For the last few weeks, I have been spending quite a bit of time reflecting on the agreements I have made about perfection. It has not always been easy, but it has enabled me to release some things I did not know were still part of my agreements. It also enabled me to see how much I have grown, how much I have already discarded, and what I still need to work on. What I had come to realize is that this image of perfection sets me and everyone else up for failure. Once we are domesticated then we are not perfect for others or ourselves. Nobody is perfect in our eyes and we are not even perfect in our own. As I came to think through this, I came to a new understanding of what perfection is for me and that is love.

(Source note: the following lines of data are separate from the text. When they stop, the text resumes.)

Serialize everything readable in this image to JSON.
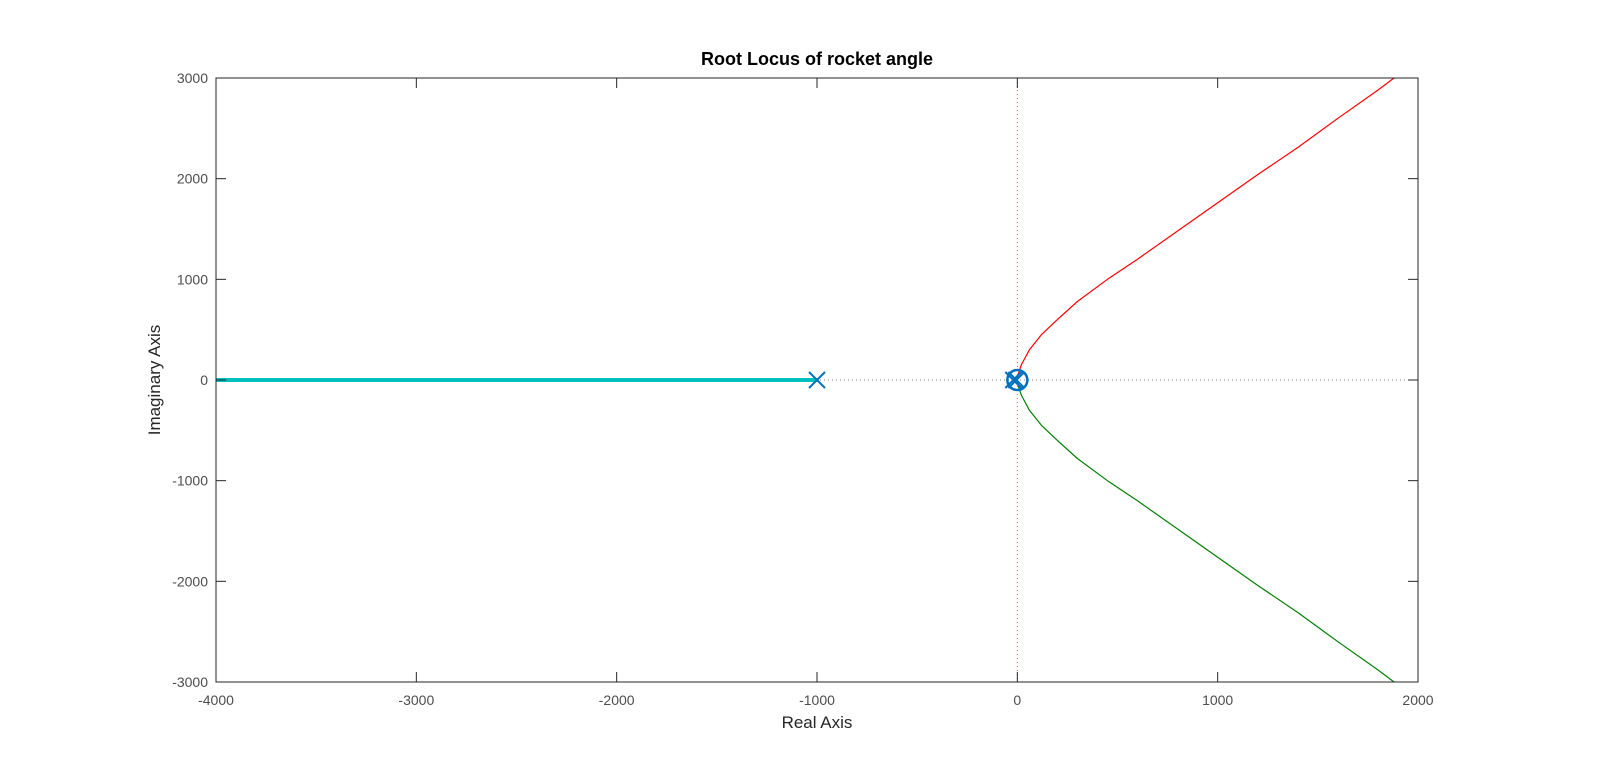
{
  "chart_data": {
    "type": "line",
    "title": "Root Locus of rocket angle",
    "xlabel": "Real Axis",
    "ylabel": "Imaginary Axis",
    "xlim": [
      -4000,
      2000
    ],
    "ylim": [
      -3000,
      3000
    ],
    "xticks": [
      -4000,
      -3000,
      -2000,
      -1000,
      0,
      1000,
      2000
    ],
    "yticks": [
      -3000,
      -2000,
      -1000,
      0,
      1000,
      2000,
      3000
    ],
    "grid": false,
    "reference_lines": {
      "real_axis_zero": true,
      "imag_axis_zero": true
    },
    "series": [
      {
        "color": "#ff0000",
        "points": [
          [
            0,
            0
          ],
          [
            5,
            60
          ],
          [
            20,
            150
          ],
          [
            60,
            300
          ],
          [
            120,
            450
          ],
          [
            200,
            600
          ],
          [
            300,
            780
          ],
          [
            450,
            1000
          ],
          [
            600,
            1200
          ],
          [
            800,
            1480
          ],
          [
            1000,
            1760
          ],
          [
            1200,
            2040
          ],
          [
            1400,
            2310
          ],
          [
            1600,
            2600
          ],
          [
            1800,
            2880
          ],
          [
            1880,
            3000
          ]
        ]
      },
      {
        "color": "#008000",
        "points": [
          [
            0,
            0
          ],
          [
            5,
            -60
          ],
          [
            20,
            -150
          ],
          [
            60,
            -300
          ],
          [
            120,
            -450
          ],
          [
            200,
            -600
          ],
          [
            300,
            -780
          ],
          [
            450,
            -1000
          ],
          [
            600,
            -1200
          ],
          [
            800,
            -1480
          ],
          [
            1000,
            -1760
          ],
          [
            1200,
            -2040
          ],
          [
            1400,
            -2310
          ],
          [
            1600,
            -2600
          ],
          [
            1800,
            -2880
          ],
          [
            1880,
            -3000
          ]
        ]
      },
      {
        "color": "#00bfbf",
        "points": [
          [
            -1000,
            0
          ],
          [
            -4000,
            0
          ]
        ]
      }
    ],
    "poles": [
      [
        -1000,
        0
      ],
      [
        -20,
        0
      ],
      [
        -5,
        0
      ]
    ],
    "zeros": [
      [
        0,
        0
      ]
    ],
    "marker_color": "#0072bd"
  }
}
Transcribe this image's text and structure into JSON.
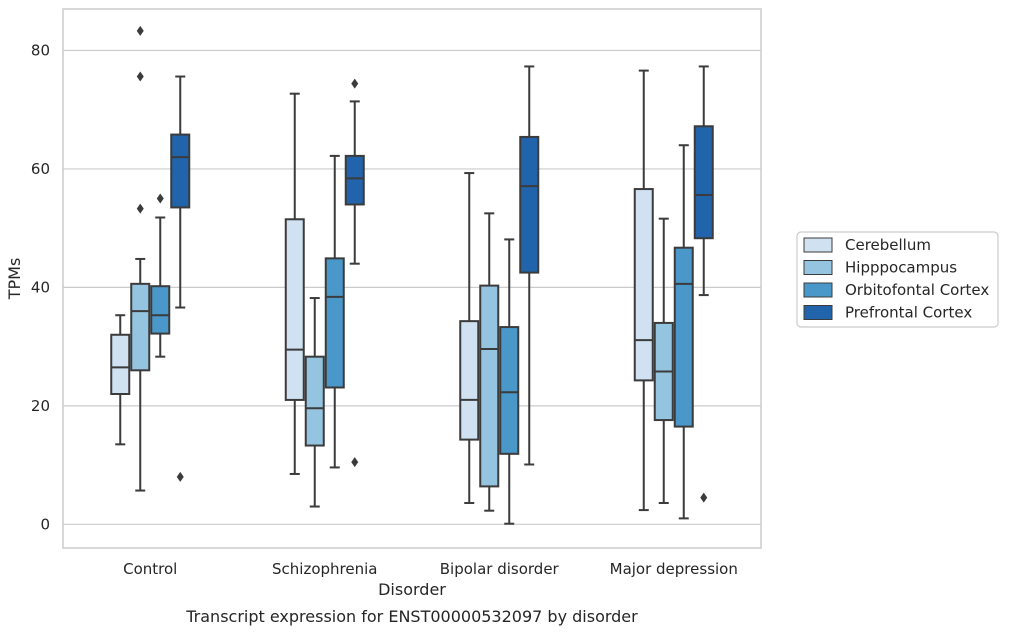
{
  "chart_data": {
    "type": "box",
    "title": "",
    "caption": "Transcript expression for ENST00000532097 by disorder",
    "xlabel": "Disorder",
    "ylabel": "TPMs",
    "ylim": [
      -4,
      87
    ],
    "yticks": [
      0,
      20,
      40,
      60,
      80
    ],
    "grid": "horizontal",
    "legend_position": "right",
    "categories": [
      "Control",
      "Schizophrenia",
      "Bipolar disorder",
      "Major depression"
    ],
    "series": [
      {
        "name": "Cerebellum",
        "color": "#d0e1f2",
        "boxes": [
          {
            "whislo": 13.5,
            "q1": 22.0,
            "med": 26.5,
            "q3": 32.0,
            "whishi": 35.3,
            "fliers": []
          },
          {
            "whislo": 8.5,
            "q1": 21.0,
            "med": 29.5,
            "q3": 51.5,
            "whishi": 72.7,
            "fliers": []
          },
          {
            "whislo": 3.6,
            "q1": 14.3,
            "med": 21.0,
            "q3": 34.3,
            "whishi": 59.3,
            "fliers": []
          },
          {
            "whislo": 2.4,
            "q1": 24.3,
            "med": 31.1,
            "q3": 56.6,
            "whishi": 76.6,
            "fliers": []
          }
        ]
      },
      {
        "name": "Hipppocampus",
        "color": "#94c4df",
        "boxes": [
          {
            "whislo": 5.7,
            "q1": 26.0,
            "med": 36.0,
            "q3": 40.6,
            "whishi": 44.8,
            "fliers": [
              53.3,
              75.6,
              83.3
            ]
          },
          {
            "whislo": 3.0,
            "q1": 13.3,
            "med": 19.6,
            "q3": 28.3,
            "whishi": 38.2,
            "fliers": []
          },
          {
            "whislo": 2.3,
            "q1": 6.4,
            "med": 29.6,
            "q3": 40.3,
            "whishi": 52.5,
            "fliers": []
          },
          {
            "whislo": 3.6,
            "q1": 17.6,
            "med": 25.8,
            "q3": 34.0,
            "whishi": 51.6,
            "fliers": []
          }
        ]
      },
      {
        "name": "Orbitofontal Cortex",
        "color": "#4a98c9",
        "boxes": [
          {
            "whislo": 28.3,
            "q1": 32.2,
            "med": 35.3,
            "q3": 40.2,
            "whishi": 51.8,
            "fliers": [
              55.0
            ]
          },
          {
            "whislo": 9.6,
            "q1": 23.1,
            "med": 38.4,
            "q3": 44.9,
            "whishi": 62.2,
            "fliers": []
          },
          {
            "whislo": 0.1,
            "q1": 11.9,
            "med": 22.3,
            "q3": 33.3,
            "whishi": 48.1,
            "fliers": []
          },
          {
            "whislo": 1.0,
            "q1": 16.5,
            "med": 40.6,
            "q3": 46.7,
            "whishi": 64.0,
            "fliers": []
          }
        ]
      },
      {
        "name": "Prefrontal Cortex",
        "color": "#2164ab",
        "boxes": [
          {
            "whislo": 36.6,
            "q1": 53.5,
            "med": 62.0,
            "q3": 65.8,
            "whishi": 75.6,
            "fliers": [
              8.0
            ]
          },
          {
            "whislo": 44.0,
            "q1": 54.0,
            "med": 58.4,
            "q3": 62.2,
            "whishi": 71.4,
            "fliers": [
              10.5,
              74.4
            ]
          },
          {
            "whislo": 10.1,
            "q1": 42.5,
            "med": 57.1,
            "q3": 65.4,
            "whishi": 77.3,
            "fliers": []
          },
          {
            "whislo": 38.7,
            "q1": 48.3,
            "med": 55.6,
            "q3": 67.2,
            "whishi": 77.3,
            "fliers": [
              4.5
            ]
          }
        ]
      }
    ]
  }
}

As I worked to get to this place, I came to realize that on a scale of 1-10 in terms of my being my authentic self, I was probably around an 8, that is assuming 1 is totally inauthentic and 10 is totally authentic. I would give myself an 8 because I know there are still moments when I feel myself not wanting to let people know what I am feeling and I am also aware that there are times I am wearing masks and not even aware of them yet because they have been on for so long.
As I strive to honor who I really am, I have made room in my Book of Law for four new agreements that are honoring who I truly am.
I intend to honor my authentic self by agreeing to express all of what I am thinking in ways that are loving and constructive.
I intend to honor my authentic self by agreeing to be aware of when I am judging others and to examine the old agreements I have made and no longer fit in my life.
I intend to honor my authentic self by agreeing to not allow myself to become part of somebody else’s drama.
I intend to honor my authentic self by agreeing to not assume I know anything to be true about others, or myself and to seek clarification about all things.
These are my vows of commitment to me as I strive to evolve, transform, and become a more authentic self.